Il 3 novembre 1957 la missione spaziale con la navicella “Sputnik 2” doveva avere l’obiettivo di verificare se un essere vivente potesse sopravvivere al lancio e alle condizioni dello spazio dato che all’epoca esperimenti simili non erano ancora stati testati.
Sì, ma chi sacrificare? Perché di questo si parlava dal momento che la spedizione aveva una data certa di partenza ma non prevedeva il ritorno sicuro.
Fu scelta Laika, una cagnolina di circa 3 anni metà Husky metà Terrier, catturata per strada a Mosca, in Russia.
Calma e non aggressiva, era perfettamente compatibile per non creare problemi durante l’inserimento nello Sputnik 2.
La capsula non era molto grande ma aveva il giusto spazio per poter almeno far stare sulle zampe o sdraiato l’esemplare. Era provvista di cibo e acqua perché la spedizione, essendo una prova, aveva più probabilità di fallire che di riuscire ma si confidava nel nutrire la cucciola sperando nel miracolo…

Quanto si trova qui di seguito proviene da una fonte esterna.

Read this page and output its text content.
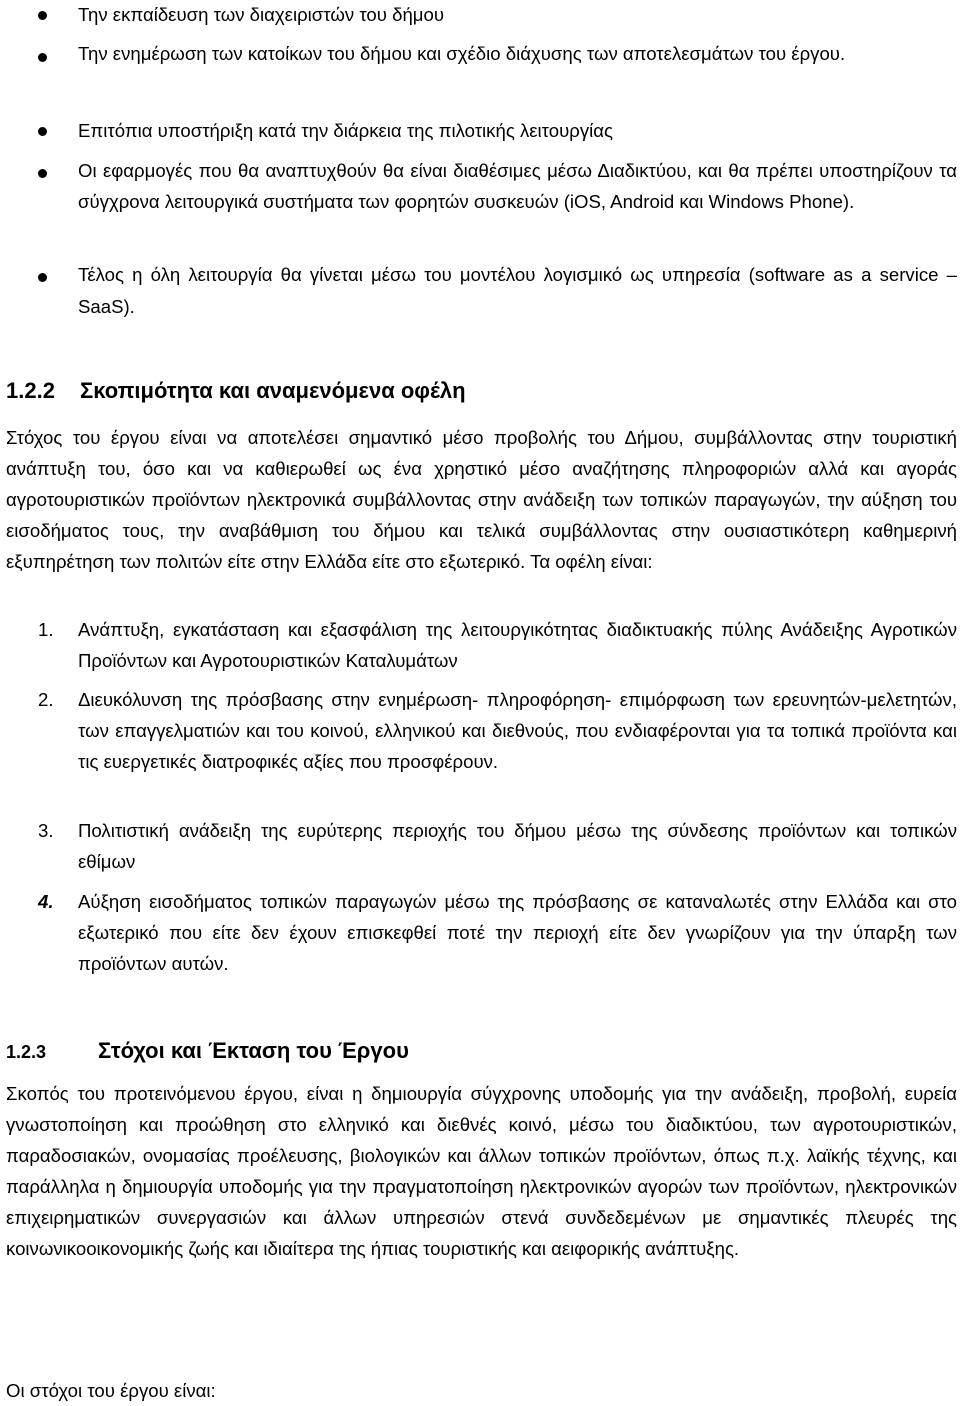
Την εκπαίδευση των διαχειριστών του δήμου
Την ενημέρωση των κατοίκων του δήμου και σχέδιο διάχυσης των αποτελεσμάτων του έργου.
Επιτόπια υποστήριξη κατά την διάρκεια της πιλοτικής λειτουργίας
Οι εφαρμογές που θα αναπτυχθούν θα είναι διαθέσιμες μέσω Διαδικτύου, και θα πρέπει υποστηρίζουν τα σύγχρονα λειτουργικά συστήματα των φορητών συσκευών (iOS, Android και Windows Phone).
Τέλος η όλη λειτουργία θα γίνεται μέσω του μοντέλου λογισμικό ως υπηρεσία (software as a service – SaaS).
1.2.2 Σκοπιμότητα και αναμενόμενα οφέλη
Στόχος του έργου είναι να αποτελέσει σημαντικό μέσο προβολής του Δήμου, συμβάλλοντας στην τουριστική ανάπτυξη του, όσο και να καθιερωθεί ως ένα χρηστικό μέσο αναζήτησης πληροφοριών αλλά και αγοράς αγροτουριστικών προϊόντων ηλεκτρονικά συμβάλλοντας στην ανάδειξη των τοπικών παραγωγών, την αύξηση του εισοδήματος τους, την αναβάθμιση του δήμου και τελικά συμβάλλοντας στην ουσιαστικότερη καθημερινή εξυπηρέτηση των πολιτών είτε στην Ελλάδα είτε στο εξωτερικό. Τα οφέλη είναι:
1. Ανάπτυξη, εγκατάσταση και εξασφάλιση της λειτουργικότητας διαδικτυακής πύλης Ανάδειξης Αγροτικών Προϊόντων και Αγροτουριστικών Καταλυμάτων
2. Διευκόλυνση της πρόσβασης στην ενημέρωση- πληροφόρηση- επιμόρφωση των ερευνητών-μελετητών, των επαγγελματιών και του κοινού, ελληνικού και διεθνούς, που ενδιαφέρονται για τα τοπικά προϊόντα και τις ευεργετικές διατροφικές αξίες που προσφέρουν.
3. Πολιτιστική ανάδειξη της ευρύτερης περιοχής του δήμου μέσω της σύνδεσης προϊόντων και τοπικών εθίμων
4. Αύξηση εισοδήματος τοπικών παραγωγών μέσω της πρόσβασης σε καταναλωτές στην Ελλάδα και στο εξωτερικό που είτε δεν έχουν επισκεφθεί ποτέ την περιοχή είτε δεν γνωρίζουν για την ύπαρξη των προϊόντων αυτών.
1.2.3 Στόχοι και Έκταση του Έργου
Σκοπός του προτεινόμενου έργου, είναι η δημιουργία σύγχρονης υποδομής για την ανάδειξη, προβολή, ευρεία γνωστοποίηση και προώθηση στο ελληνικό και διεθνές κοινό, μέσω του διαδικτύου, των αγροτουριστικών, παραδοσιακών, ονομασίας προέλευσης, βιολογικών και άλλων τοπικών προϊόντων, όπως π.χ. λαϊκής τέχνης, και παράλληλα η δημιουργία υποδομής για την πραγματοποίηση ηλεκτρονικών αγορών των προϊόντων, ηλεκτρονικών επιχειρηματικών συνεργασιών και άλλων υπηρεσιών στενά συνδεδεμένων με σημαντικές πλευρές της κοινωνικοοικονομικής ζωής και ιδιαίτερα της ήπιας τουριστικής και αειφορικής ανάπτυξης.
Οι στόχοι του έργου είναι:
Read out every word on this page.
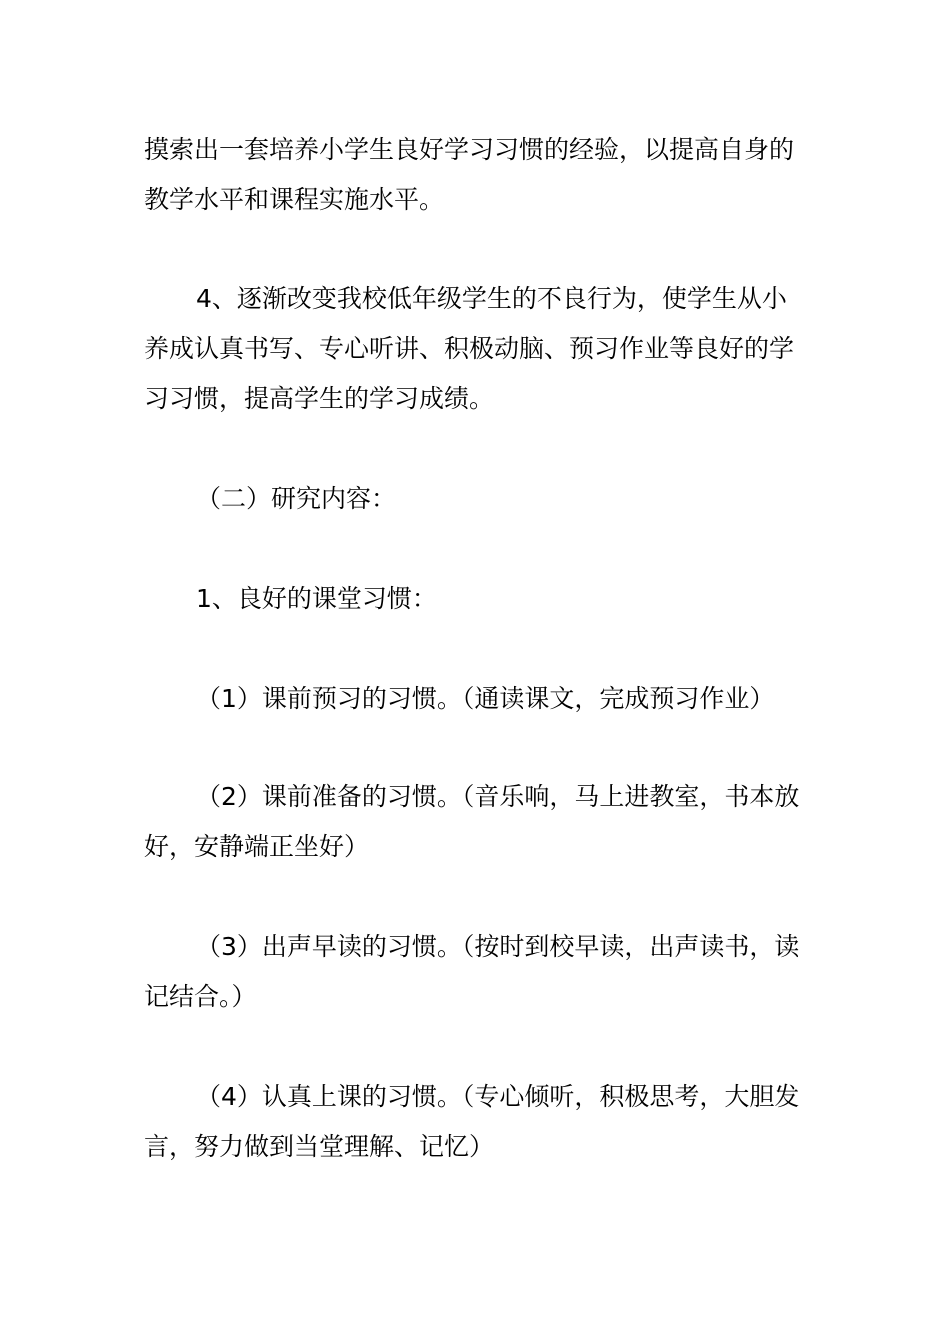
摸索出一套培养小学生良好学习习惯的经验，以提高自身的教学水平和课程实施水平。

4、逐渐改变我校低年级学生的不良行为，使学生从小养成认真书写、专心听讲、积极动脑、预习作业等良好的学习习惯，提高学生的学习成绩。

（二）研究内容：

1、良好的课堂习惯：

（1）课前预习的习惯。（通读课文，完成预习作业）

（2）课前准备的习惯。（音乐响，马上进教室，书本放好，安静端正坐好）

（3）出声早读的习惯。（按时到校早读，出声读书，读记结合。）

（4）认真上课的习惯。（专心倾听，积极思考，大胆发言，努力做到当堂理解、记忆）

Evento che però non si verificò.
Laika fu lanciata nello spazio dove resistette, da una stima fatta, all’incirca 7 ore prima di morire, anche se il satellite, ritornato nell’atmosfera il 14 aprile 1958, si sarebbe comunque disintegrato al rientro.
Quella di Laika, nome che significa “piccolo abbaiatore” anche se quello vero era “Kudrjavka”, fu quindi una vera e propria condanna a morte. Un “piccolo abbaiatore” che non capendo cosa gli stesse per accadere, non è riuscito ad emettere quel piccolo lamento di protesta e di rifiuto nel sacrificarsi, contenuto nella traduzione della sua identità.
Dopo la vicenda, Laika è diventata il simbolo del sacrifico, del coraggio, ma anche dell’innovazione e del progresso che pur di arrivare allo step successivo, sono in grado di decidere sulla vita o la morte degli esseri viventi.